# I think my female betta is carrying eggs...



## BettaxFishxCrazy (Sep 5, 2009)

When I was feeding my female betta this morning I bent down and when I looked at her face to face she looked very round and I thought I was just seeing things because I was still tired. :shock: Than my dad walked into my room to look at how my fish were doing and he said that she looked really fat too. So I went in and it looks like she has a pouch that's whitish/yellowish and I'm not sure if she's bloating or if it's an egg sack...I feed her 4 pellets a day so she's not getting overfed. I can take a picture if it would help. I'm not planning on breeding her and I have NO idea what to do if she's bloating. Please help!:-(


----------



## dramaqueen (Jul 7, 2008)

Yes, a picture would help.


----------



## BettaxFishxCrazy (Sep 5, 2009)

Ok here are some pictures, you can't really see the "sac" that well.


----------



## dramaqueen (Jul 7, 2008)

The white thing that is noticeable in the next to last pic is her ovipositor, if that is what you are talking about. The eggs are released from the ovipositor. She's probably carrying eggs. She'll either release them or reabsorb them.


----------



## Rohland (Aug 20, 2009)

Also its not harming her to have them in her... In most cases. Its very rare that they would die.


----------



## CodeRed (Jun 11, 2009)

Ah! You stole Shani xD Kidding. Although, they do look exactly alike...


----------



## BettaxFishxCrazy (Sep 5, 2009)

No I was talking about the "sac" in her stomach. The last picture kind of shows it, she's very round and on the right side you can kind of see it, it's yellowish. I'm glad that it's not harmful if she doesn't release them. I don't know much about female bettas, she's the first female I've had and obviously the males can't get pregnant.


----------



## JamieTron (May 16, 2009)

She looks like she is full of nice mature eggs, are you planning to breed her? She is a beautiful fish


----------



## BettaxFishxCrazy (Sep 5, 2009)

Thank you. No I'm not going to breed her that's why I'm worried that it might harm her if they don't come out. She's the first female I've had, so I've never seen it before.


----------



## JamieTron (May 16, 2009)

Ah I see, well I have owned one female for about 3 years, and whenever she would get full with eggs she would just reabsorb them into her body. It's quite common in the Finfish we raise at my university as well. Almost like extra nutrients for her body to reabsorb.  

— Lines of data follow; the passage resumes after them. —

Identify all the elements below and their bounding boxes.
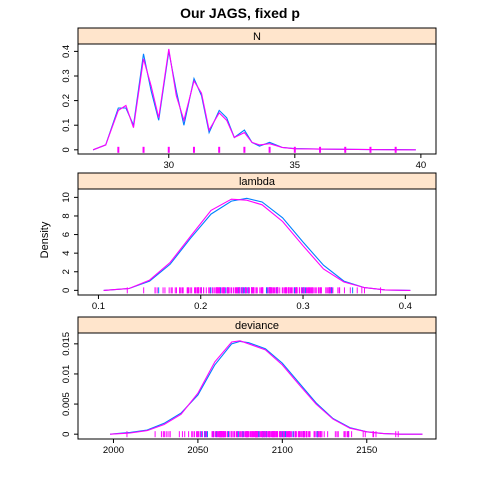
panel-lambda-strip-label: lambda [239,176,276,188]
x-tick-label: 30 [163,160,174,171]
y-tick-label: 4 [61,251,72,256]
y-tick-label: 2 [61,269,72,274]
panel-lambda: lambda 0.1 0.2 0.3 0.4 0 2 4 6 8 10 [61,172,437,312]
panel-deviance-frame [77,332,437,440]
y-tick-label: 0 [61,147,72,152]
y-tick-label: 6 [61,232,72,237]
x-tick-label: 2100 [272,445,293,456]
y-tick-label: 0.3 [61,69,72,82]
y-tick-label: 0 [61,432,72,437]
panel-n-frame [77,43,437,155]
panel-lambda-frame [77,188,437,296]
panel-n: N 30 35 40 0 0.1 0.2 0.3 0.4 [61,27,437,171]
panel-n-strip-label: N [253,31,261,43]
y-tick-label: 0.4 [61,45,72,58]
y-tick-label: 0.1 [61,119,72,132]
y-tick-label: 0.01 [61,365,72,384]
x-tick-label: 0.2 [194,301,207,312]
chart-title: Our JAGS, fixed p [180,5,300,21]
y-tick-label: 0 [61,288,72,293]
y-tick-label: 8 [61,213,72,218]
y-tick-label: 0.005 [61,392,72,416]
y-tick-label: 0.015 [61,332,72,356]
panel-deviance-strip-label: deviance [235,320,279,332]
x-tick-label: 35 [290,160,301,171]
density-line-lambda-chain-2 [103,198,411,291]
density-line-n-chain-2 [92,48,416,151]
x-tick-label: 2150 [356,445,377,456]
x-tick-label: 0.4 [399,301,412,312]
y-tick-label: 0.2 [61,94,72,107]
x-tick-label: 0.3 [296,301,309,312]
x-tick-label: 0.1 [92,301,105,312]
x-tick-label: 2050 [187,445,208,456]
density-line-deviance-chain-2 [110,340,423,435]
x-tick-label: 2000 [103,445,124,456]
panel-deviance: deviance 2000 2050 2100 2150 0 0.005 0.01 0.015 [61,316,437,456]
x-tick-label: 40 [416,160,427,171]
y-tick-label: 10 [61,192,72,203]
y-axis-title: Density [39,221,51,258]
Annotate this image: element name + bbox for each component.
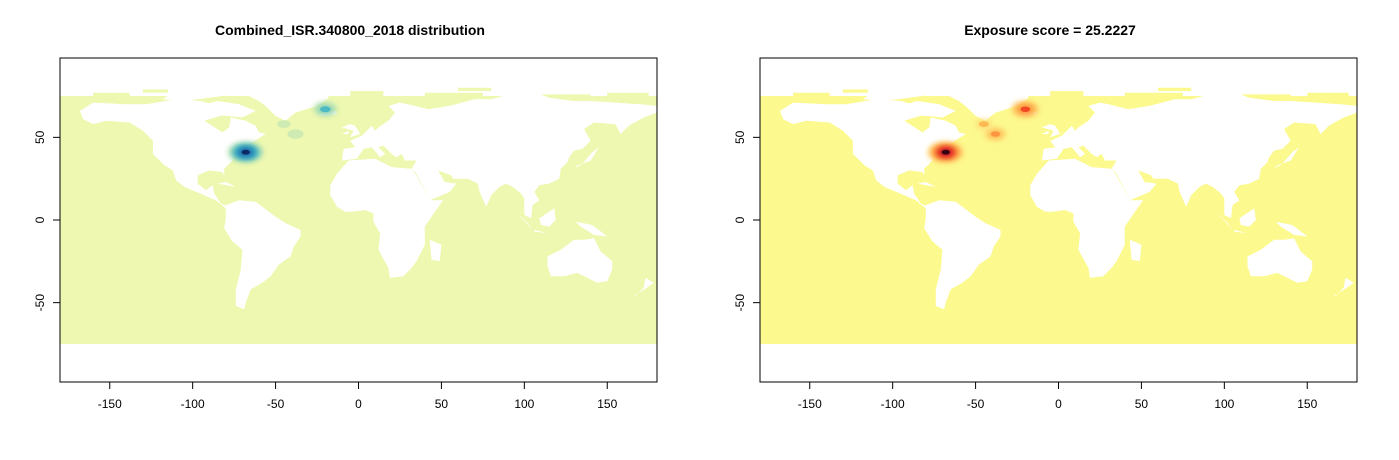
y-tick-label: 0 xyxy=(33,216,47,223)
y-axis: -50 0 50 xyxy=(733,130,761,312)
y-tick-label: -50 xyxy=(33,294,47,312)
hotspots xyxy=(927,100,1040,163)
hotspot xyxy=(312,102,338,117)
hotspot xyxy=(227,141,264,163)
hotspot xyxy=(277,120,291,129)
hotspot xyxy=(287,129,304,139)
x-tick-label: 100 xyxy=(514,397,534,411)
y-tick-label: -50 xyxy=(733,294,747,312)
land-mask xyxy=(79,82,657,310)
x-axis: -150 -100 -50 0 50 100 150 xyxy=(98,381,618,411)
x-tick-label: 150 xyxy=(1297,397,1317,411)
x-tick-label: -50 xyxy=(267,397,285,411)
x-tick-label: 50 xyxy=(1135,397,1149,411)
hotspot xyxy=(984,127,1007,141)
x-tick-label: 100 xyxy=(1214,397,1234,411)
exposure-panel: Exposure score = 25.2227 -150 -100 -50 0 50 1… xyxy=(700,0,1399,455)
exposure-map: -150 -100 -50 0 50 100 150 -50 0 50 xyxy=(733,57,1358,411)
x-tick-label: 0 xyxy=(1055,397,1062,411)
distribution-panel: Combined_ISR.340800_2018 distribution -1… xyxy=(0,0,700,455)
distribution-title: Combined_ISR.340800_2018 distribution xyxy=(215,22,485,38)
map-layers xyxy=(760,82,1357,344)
x-tick-label: -50 xyxy=(967,397,985,411)
hotspot xyxy=(927,141,964,163)
y-tick-label: 50 xyxy=(733,130,747,144)
x-tick-label: -100 xyxy=(181,397,205,411)
hotspot xyxy=(975,119,993,129)
x-tick-label: -150 xyxy=(98,397,122,411)
x-tick-label: 0 xyxy=(355,397,362,411)
hotspots xyxy=(227,102,338,163)
x-axis: -150 -100 -50 0 50 100 150 xyxy=(798,381,1318,411)
map-layers xyxy=(60,82,657,344)
x-tick-label: -150 xyxy=(798,397,822,411)
hotspot xyxy=(1011,100,1040,118)
x-tick-label: 50 xyxy=(435,397,449,411)
x-tick-label: -100 xyxy=(881,397,905,411)
distribution-map: -150 -100 -50 0 50 100 150 -50 0 50 xyxy=(33,57,658,411)
land-mask xyxy=(779,82,1357,310)
y-tick-label: 50 xyxy=(33,130,47,144)
y-axis: -50 0 50 xyxy=(33,130,61,312)
y-tick-label: 0 xyxy=(733,216,747,223)
x-tick-label: 150 xyxy=(597,397,617,411)
exposure-title: Exposure score = 25.2227 xyxy=(964,22,1136,38)
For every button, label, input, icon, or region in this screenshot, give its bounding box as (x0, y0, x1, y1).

Female bettas are fun  I think you will enjoy the experience  and Good luck 

and sorry I didn't notice you said you were not going to breed her in your original message! Lol


----------



## BettaxFishxCrazy (Sep 5, 2009)

Thanks, I feel better! She's such a character, whenever she sees me feeding the other boys she makes sure that she's right there to get the food when it's her turn. I was thinking about getting another female and try putting them together, but I don't think I'm going to do that. I have Candi in a 1 gallon right now and I think that's too small for 2 female fish. I saw one post that said you should get at least a 10 gallon for 2 female bettas and I def don't have the room for a 10 gallon.


----------



## JamieTron (May 16, 2009)

aww she sounds like a cutie  you could always try, I had two together before, but I think they were siblings. Perhaps have an extra tanks just in case  I dunno 5 gallon might be enough, or maybe 2.5 gal if you have small girls that get along. If they sem to pick at one another a bigger tanks would be better. My two were inseparable lol they got along great


----------



## sumsum (Aug 24, 2009)

looks like it mu=ight just be her bellie to me.=)


----------



## sumsum (Aug 24, 2009)

Might


----------



## BettaxFishxCrazy (Sep 5, 2009)

I don't know, she was never that round and she was so tiny when I got her so that's why I was figured it was probably eggs or she was bloated. She's doing perfectly fine, so if she has eggs, hopefully she'll just absorb them. I was thinking about trying out a 2.5G with two females and put a divider up first, but I just bought another HM male and 12 is more than enough fish for me.


----------